Why did you take the plunge?

I saw that there was a way that I could do things better, if I took a fresh look at the model. I still get an immense satisfaction from helping people. If someone in need appears at my surgery door with immediate medical problems, I will never turn them away simply because we are a private enterprise. I realised also that, at my age, it was now or never. I didn’t want to be too old to do it, and then regret never having tried.
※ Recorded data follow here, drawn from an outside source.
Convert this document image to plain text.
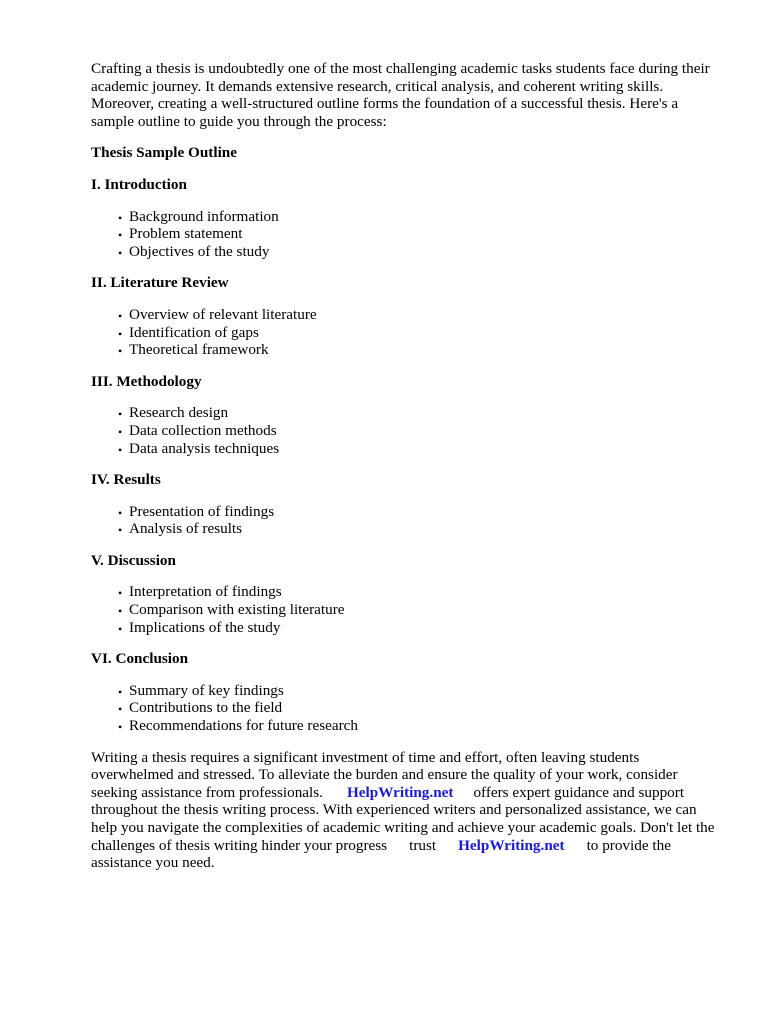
Crafting a thesis is undoubtedly one of the most challenging academic tasks students face during their academic journey. It demands extensive research, critical analysis, and coherent writing skills. Moreover, creating a well-structured outline forms the foundation of a successful thesis. Here's a sample outline to guide you through the process:

Thesis Sample Outline
I. Introduction
• Background information
• Problem statement
• Objectives of the study
II. Literature Review
• Overview of relevant literature
• Identification of gaps
• Theoretical framework
III. Methodology
• Research design
• Data collection methods
• Data analysis techniques
IV. Results
• Presentation of findings
• Analysis of results
V. Discussion
• Interpretation of findings
• Comparison with existing literature
• Implications of the study
VI. Conclusion
• Summary of key findings
• Contributions to the field
• Recommendations for future research

Writing a thesis requires a significant investment of time and effort, often leaving students overwhelmed and stressed. To alleviate the burden and ensure the quality of your work, consider seeking assistance from professionals. HelpWriting.net offers expert guidance and support throughout the thesis writing process. With experienced writers and personalized assistance, we can help you navigate the complexities of academic writing and achieve your academic goals. Don't let the challenges of thesis writing hinder your progress trust HelpWriting.net to provide the assistance you need.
How did you raise the start-up funding?

A combination of sources - savings and bank assistance. I have invested some £50,000 in the new premises.

What was your biggest break?

I can’t say that there has been a “big break” so far but I’m always hopeful that one will come my way. To me, my biggest break is having a very supportive family and work colleagues.

What was your worst moment?

I had a very good career in Govanhill and I had developed it into a training practice. I was the lead trainer and involved in the academic side, helping medical students to become the next generation of dedicated doctors. I was also in line to become senior partner. It was hard to walk away from all of that, and all the work I had put into it, but the time was right for a variety of reasons.

What do you most enjoy about running the business?

I have total autonomy and the time to spend with patients without clockwatching for who's coming in next. That is just not possible in the NHS.

What are your ambitions for the business?

To become the go-to medical practice for members of the Glasgow business community.

What are your top priorities?

My top priority is to expand the range of services that we offer to patients so that we can cater for most medical needs. Aside from that immediate business priority, and providing patients with the best service I can, it’s important for me also to balance home and work life.

What could the Westminster and/or Scottish governments do that would help?

Both governments should provide more incentives to encourage the employment of new staff. I support the principle of providing pensions for worker and encouraging them to save, but the bureaucracy involved in auto-enrolment, for example, is a time consuming and a costly burden on small businesses, especially start-ups.

What was the most valuable lesson that you learned?

If something isn’t right in your business life, act to change it. A few of the people who helped me take action were Robert Jenkins, Tom Nolan and Mike Smith, all very successful businessmen and Denis Mone of Scottish Enterprise. They gave me total encouragement and reinforced my self-belief and confidence to make the leap of faith and grab the opportunity.

How do you relax?

I keep fit by attending an early morning circuit class three times weekly. I spend time at home with my husband and four sons and I also like to socialise with friends. The odd bit of retail therapy doesn't go amiss either.